Study implicates genetic causes of cerebral palsy

By John Murphy, MDLinx
Published January 6, 2016

Key Takeaways

Medical knowledge has historically attributed cerebral palsy (CP) to various environmental stressors—including intrauterine infections, birth defects, and perinatal asphyxia, among others—which result in brain damage in babies. Genetic studies are not routine or recommended in the diagnostic assessment of children with CP.

But a new study indicates that genetic causes may indeed be involved in CP and that they play a much greater role than previously thought. The authors of the study also make the case that genomic testing should now be a routine part of CP diagnosis.

In this study, investigators at The Hospital for Sick Children in Toronto, Canada, and the Research Institute of the McGill University Health Centre (MUHC) in Montreal, performed genomic testing on 115 children with CP and their parents from the Canadian Cerebral Palsy Registry; many of the children had other identified risk factors. The investigators found that about 10% of the children and families carried clinically relevant genetic abnormalities (copy number variations, or CNVs) that explained the etiology of CP or accounted for associated medical complications. Among children in the general population, fewer than 1% have such genetic abnormalities.

“Our research suggests that there is a much stronger genetic component to cerebral palsy than previously suspected,” said lead author Maryam Oskoui, MD, MSc, pediatric neurologist at The Montreal Children’s Hospital (MCH) of the MUHC, co-director of the Canadian Cerebral Palsy Registry, and assistant professor in the Department of Paediatrics and Department of Neurology and Neurosurgery at McGill University. “How these genetic factors interplay with other established risk factors remains to be fully understood. For example, two newborns exposed to the same environmental stressors will often have very different outcomes. Our research suggests that our genes impart resilience, or conversely a susceptibility to injury.”
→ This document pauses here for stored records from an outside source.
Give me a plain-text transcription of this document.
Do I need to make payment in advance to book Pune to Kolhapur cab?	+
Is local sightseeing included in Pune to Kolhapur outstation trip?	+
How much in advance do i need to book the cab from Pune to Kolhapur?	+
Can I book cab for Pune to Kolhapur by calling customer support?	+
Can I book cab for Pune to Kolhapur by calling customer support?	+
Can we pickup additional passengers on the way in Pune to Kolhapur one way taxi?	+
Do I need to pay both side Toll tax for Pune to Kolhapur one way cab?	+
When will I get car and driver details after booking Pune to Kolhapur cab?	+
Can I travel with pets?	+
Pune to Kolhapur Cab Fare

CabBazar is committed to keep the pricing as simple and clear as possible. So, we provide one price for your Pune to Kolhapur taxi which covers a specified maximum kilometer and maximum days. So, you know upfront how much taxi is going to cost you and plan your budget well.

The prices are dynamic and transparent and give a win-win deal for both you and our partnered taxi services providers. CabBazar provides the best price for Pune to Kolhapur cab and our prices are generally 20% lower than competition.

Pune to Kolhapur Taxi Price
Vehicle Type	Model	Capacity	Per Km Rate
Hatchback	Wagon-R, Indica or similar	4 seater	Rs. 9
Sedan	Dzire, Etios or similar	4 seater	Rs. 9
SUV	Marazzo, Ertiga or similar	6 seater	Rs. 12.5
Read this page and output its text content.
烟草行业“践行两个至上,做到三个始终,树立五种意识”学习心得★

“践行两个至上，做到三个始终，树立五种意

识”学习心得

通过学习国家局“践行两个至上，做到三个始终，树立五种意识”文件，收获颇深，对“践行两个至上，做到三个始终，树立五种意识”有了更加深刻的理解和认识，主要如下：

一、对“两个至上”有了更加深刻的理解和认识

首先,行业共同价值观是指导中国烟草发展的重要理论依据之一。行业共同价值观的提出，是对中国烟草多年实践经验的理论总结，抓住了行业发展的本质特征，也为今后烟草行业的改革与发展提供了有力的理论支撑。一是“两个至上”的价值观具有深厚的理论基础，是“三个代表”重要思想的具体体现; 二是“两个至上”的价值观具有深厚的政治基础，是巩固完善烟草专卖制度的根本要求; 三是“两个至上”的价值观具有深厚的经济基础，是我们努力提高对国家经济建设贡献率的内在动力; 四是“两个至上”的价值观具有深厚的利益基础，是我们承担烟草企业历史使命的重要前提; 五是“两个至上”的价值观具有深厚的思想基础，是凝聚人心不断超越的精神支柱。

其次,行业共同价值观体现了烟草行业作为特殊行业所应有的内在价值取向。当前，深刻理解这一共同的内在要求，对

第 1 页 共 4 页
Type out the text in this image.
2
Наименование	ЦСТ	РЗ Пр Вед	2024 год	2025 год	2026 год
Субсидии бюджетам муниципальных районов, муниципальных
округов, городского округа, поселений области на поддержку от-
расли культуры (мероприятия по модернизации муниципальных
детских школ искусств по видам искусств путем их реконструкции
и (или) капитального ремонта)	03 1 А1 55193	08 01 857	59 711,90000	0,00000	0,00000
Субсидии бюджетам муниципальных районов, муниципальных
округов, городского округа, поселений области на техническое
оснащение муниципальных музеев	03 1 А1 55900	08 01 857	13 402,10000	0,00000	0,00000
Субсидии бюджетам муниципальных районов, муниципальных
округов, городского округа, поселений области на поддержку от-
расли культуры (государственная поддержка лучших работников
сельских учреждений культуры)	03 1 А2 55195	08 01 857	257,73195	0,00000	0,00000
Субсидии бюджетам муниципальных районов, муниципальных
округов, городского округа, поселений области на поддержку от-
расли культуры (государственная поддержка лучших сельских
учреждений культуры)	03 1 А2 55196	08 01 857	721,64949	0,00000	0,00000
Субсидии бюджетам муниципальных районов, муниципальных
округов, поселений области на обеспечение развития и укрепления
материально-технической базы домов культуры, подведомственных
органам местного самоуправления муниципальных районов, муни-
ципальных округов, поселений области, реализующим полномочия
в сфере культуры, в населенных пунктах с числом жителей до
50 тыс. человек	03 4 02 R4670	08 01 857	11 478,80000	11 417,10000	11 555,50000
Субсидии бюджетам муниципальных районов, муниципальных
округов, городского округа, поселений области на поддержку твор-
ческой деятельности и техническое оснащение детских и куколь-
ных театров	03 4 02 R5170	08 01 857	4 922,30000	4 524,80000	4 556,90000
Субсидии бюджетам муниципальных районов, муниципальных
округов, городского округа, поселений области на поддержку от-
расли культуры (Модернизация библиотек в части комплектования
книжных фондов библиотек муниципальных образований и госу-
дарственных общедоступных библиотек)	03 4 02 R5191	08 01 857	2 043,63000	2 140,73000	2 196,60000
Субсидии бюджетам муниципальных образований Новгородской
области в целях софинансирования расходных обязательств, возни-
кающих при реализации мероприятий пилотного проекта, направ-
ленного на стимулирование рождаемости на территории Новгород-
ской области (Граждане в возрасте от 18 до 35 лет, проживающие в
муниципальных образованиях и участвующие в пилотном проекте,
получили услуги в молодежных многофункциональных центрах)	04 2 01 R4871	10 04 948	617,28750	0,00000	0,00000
This finding, published in a study online in Nature Communications, could have major implications on the future of counselling, prevention, and treatment of children with CP, the authors suggested.

“When I showed the results to our clinical geneticists, initially they were floored,” said principal investigator Stephen Scherer, PhD, DSc, director of The Centre for Applied Genomics (TCAG) at The Hospital for Sick Children. “In light of the findings, we suggest that genomic analyses be integrated into the standard of practice for diagnostic assessment of cerebral palsy.”